Anderswo erhöht man den Mindestlohn, zum Beispiel in Frankreich auf 9,40 Euro. Hierzulande erhöht man mangels „Lohnuntergrenze“ die 400-Euro-Verdienstgrenze für Minijobs um 50 Euro (und die für „Midijobs“ auf 850 Euro). Das beschloss die Regierungsmehrheit im Bundestag Ende Oktober, obwohl es in der bereits Monate währenden Diskussion allseits scharfe Kritik an dem Vorhaben gegeben hatte. Die Koalition will die Ausweitung der Minijob-Grenze als „Inflationsausgleich“ verstanden wissen – besteht die 400-Euro-Grenze doch seit ihrer Einführung durch die rot-grünen Hartz-Reformen im Jahr 2003 unverändert.

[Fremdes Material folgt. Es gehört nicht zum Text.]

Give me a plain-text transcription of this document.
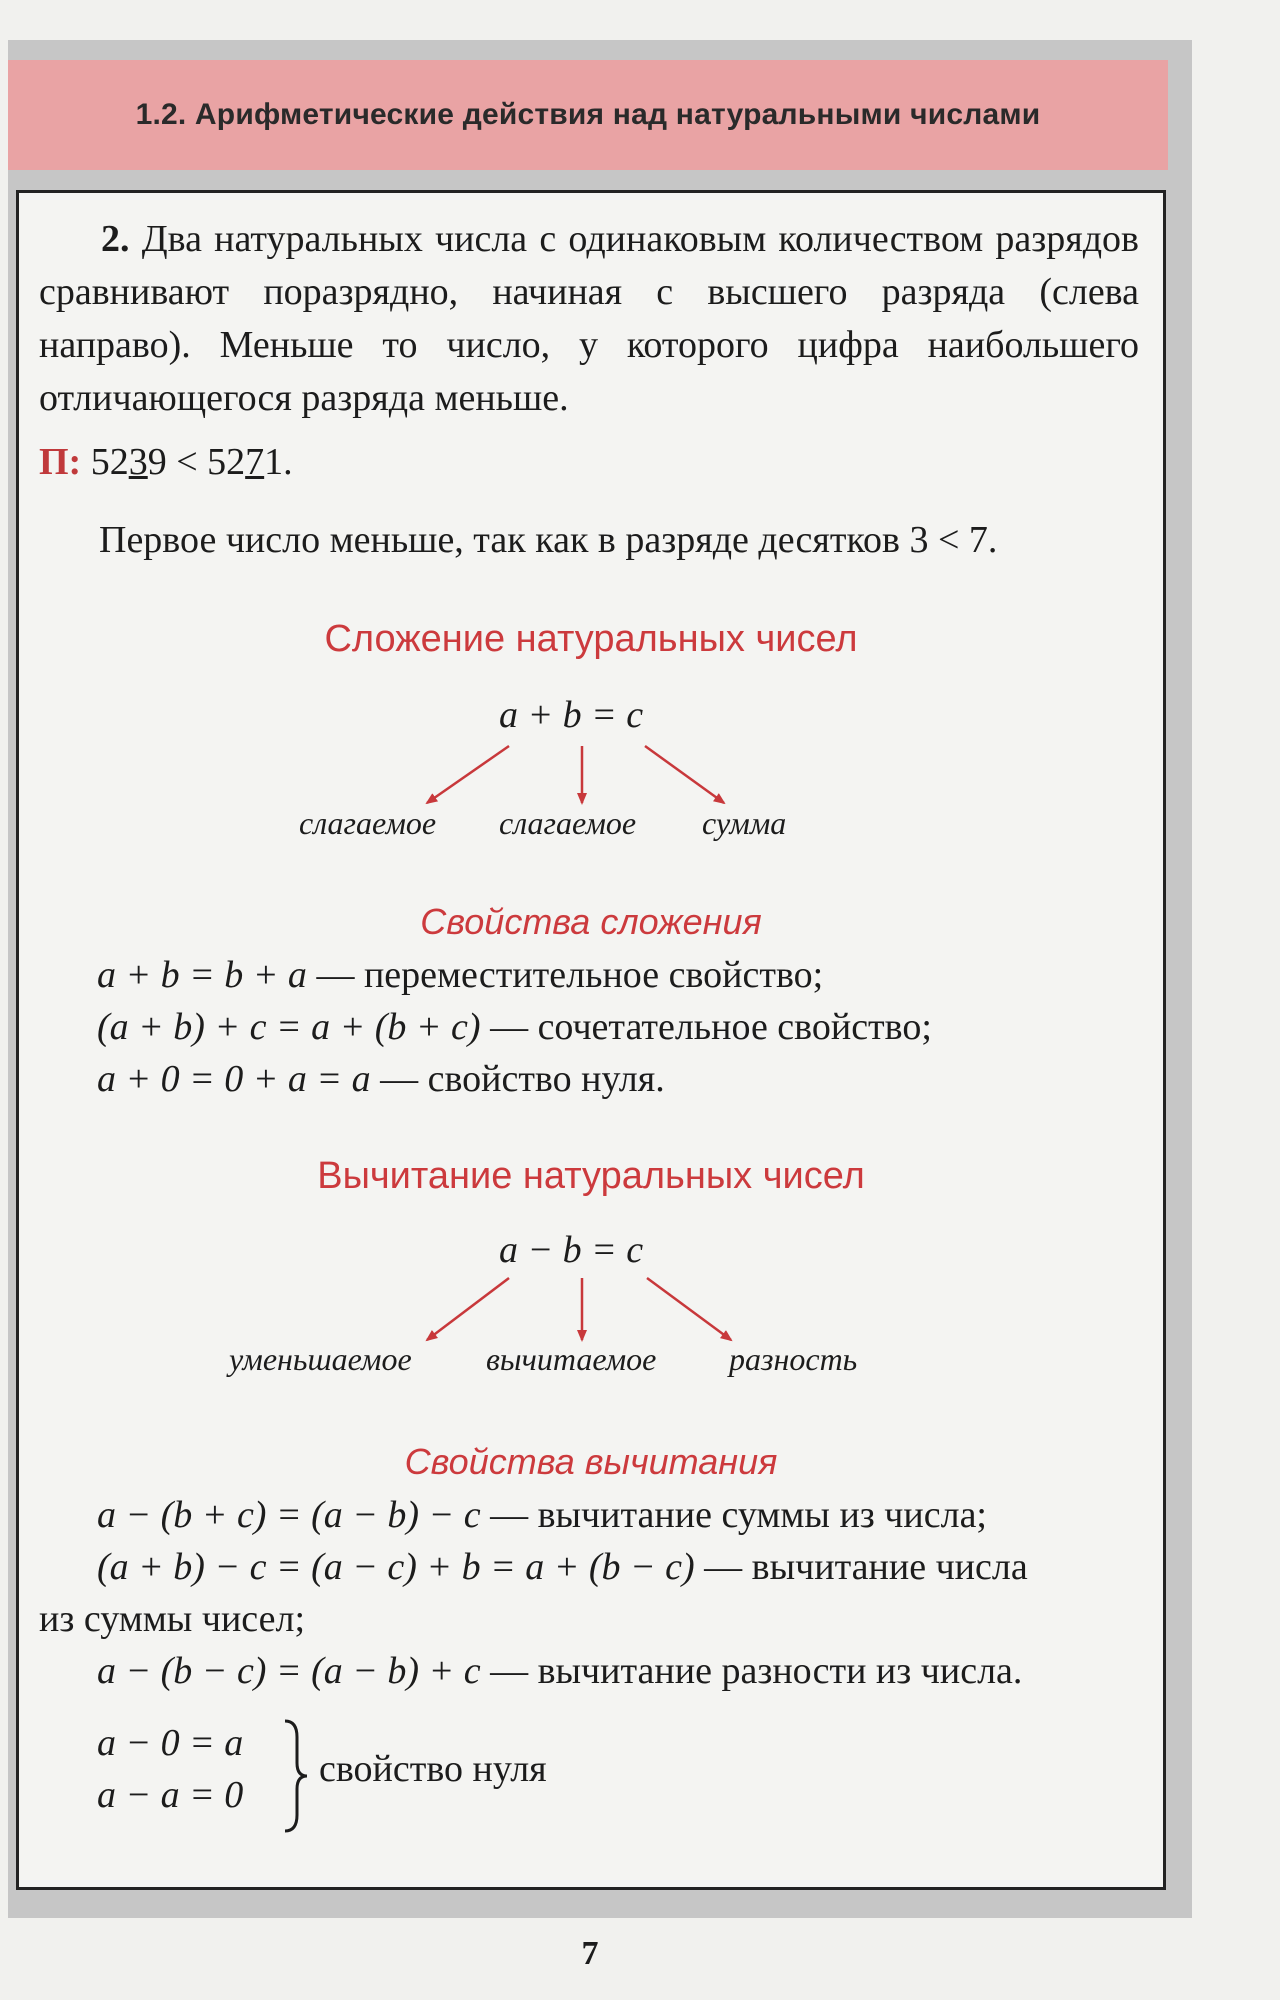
1.2. Арифметические действия над натуральными числами
2. Два натуральных числа с одинаковым количеством разрядов сравнивают поразрядно, начиная с высшего разряда (слева направо). Меньше то число, у которого цифра наибольшего отличающегося разряда меньше.
П: 5239 < 5271.
Первое число меньше, так как в разряде десятков 3 < 7.
Сложение натуральных чисел
a + b = c
слагаемое слагаемое сумма
Свойства сложения
a + b = b + a — переместительное свойство;
(a + b) + c = a + (b + c) — сочетательное свойство;
a + 0 = 0 + a = a — свойство нуля.
Вычитание натуральных чисел
a − b = c
уменьшаемое вычитаемое разность
Свойства вычитания
a − (b + c) = (a − b) − c — вычитание суммы из числа;
(a + b) − c = (a − c) + b = a + (b − c) — вычитание числа
из суммы чисел;
a − (b − c) = (a − b) + c — вычитание разности из числа.
a − 0 = a
a − a = 0
свойство нуля
7
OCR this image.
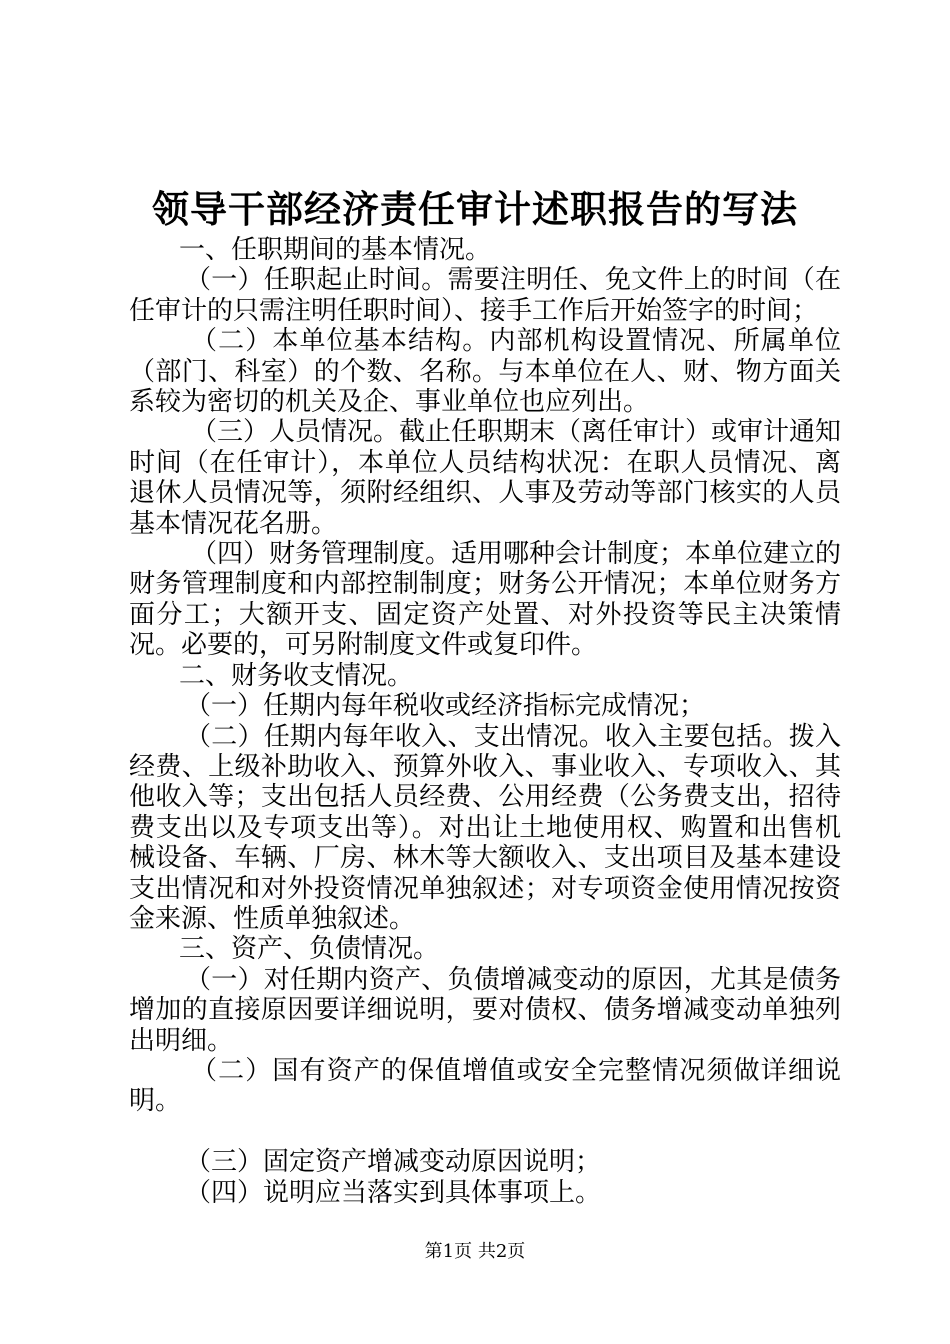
领导干部经济责任审计述职报告的写法

一、任职期间的基本情况。

（一）任职起止时间。需要注明任、免文件上的时间（在任审计的只需注明任职时间）、接手工作后开始签字的时间；

（二）本单位基本结构。内部机构设置情况、所属单位（部门、科室）的个数、名称。与本单位在人、财、物方面关系较为密切的机关及企、事业单位也应列出。

（三）人员情况。截止任职期末（离任审计）或审计通知时间（在任审计），本单位人员结构状况：在职人员情况、离退休人员情况等，须附经组织、人事及劳动等部门核实的人员基本情况花名册。

（四）财务管理制度。适用哪种会计制度；本单位建立的财务管理制度和内部控制制度；财务公开情况；本单位财务方面分工；大额开支、固定资产处置、对外投资等民主决策情况。必要的，可另附制度文件或复印件。

二、财务收支情况。

（一）任期内每年税收或经济指标完成情况；

（二）任期内每年收入、支出情况。收入主要包括。拨入经费、上级补助收入、预算外收入、事业收入、专项收入、其他收入等；支出包括人员经费、公用经费（公务费支出，招待费支出以及专项支出等）。对出让土地使用权、购置和出售机械设备、车辆、厂房、林木等大额收入、支出项目及基本建设支出情况和对外投资情况单独叙述；对专项资金使用情况按资金来源、性质单独叙述。

三、资产、负债情况。

（一）对任期内资产、负债增减变动的原因，尤其是债务增加的直接原因要详细说明，要对债权、债务增减变动单独列出明细。

（二）国有资产的保值增值或安全完整情况须做详细说明。

（三）固定资产增减变动原因说明；

（四）说明应当落实到具体事项上。

第1页 共2页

Dass es sich dabei nicht um ein Randphänomen handelt, verdeutlicht die Arbeitsagentur: Die gut 7,3 Millionen Minijobs stellen inzwischen mehr als 20 % aller Beschäftigungsverhältnisse. Laut Gewerkschaftsangaben sind 672.000 KollegInnen auch auf Hartz IV angewiesen. Die parlamentarische Opposition erklärte, dass im Bereich Minijobs mit einem Anteil von zwei Dritteln überwiegend Frauen tätig sind. Überraschend deutlich die Aussagen von SPD und Grünen: Diese stellt sich gegen „eine Verfestigung dieser katastrophalen Beschäftigungsform“ und jene erklären, „Minijobs haben als Brücke in versicherungspflichtige Beschäftigung versagt“. So viel Selbstkritik war selten. Wie ernst es ihnen ist, wird sich im Bundesrat zeigen, wo die Regierungskoalition nicht über eine Mehrheit verfügt. Die Länderkammer muss dem Gesetz zustimmen, weil neben Mindereinnahmen und Steuerausfällen in Millionenhöhe allein 2013 auch den Ländern und Gemeinden ca. 115 Mio. Euro entgehen.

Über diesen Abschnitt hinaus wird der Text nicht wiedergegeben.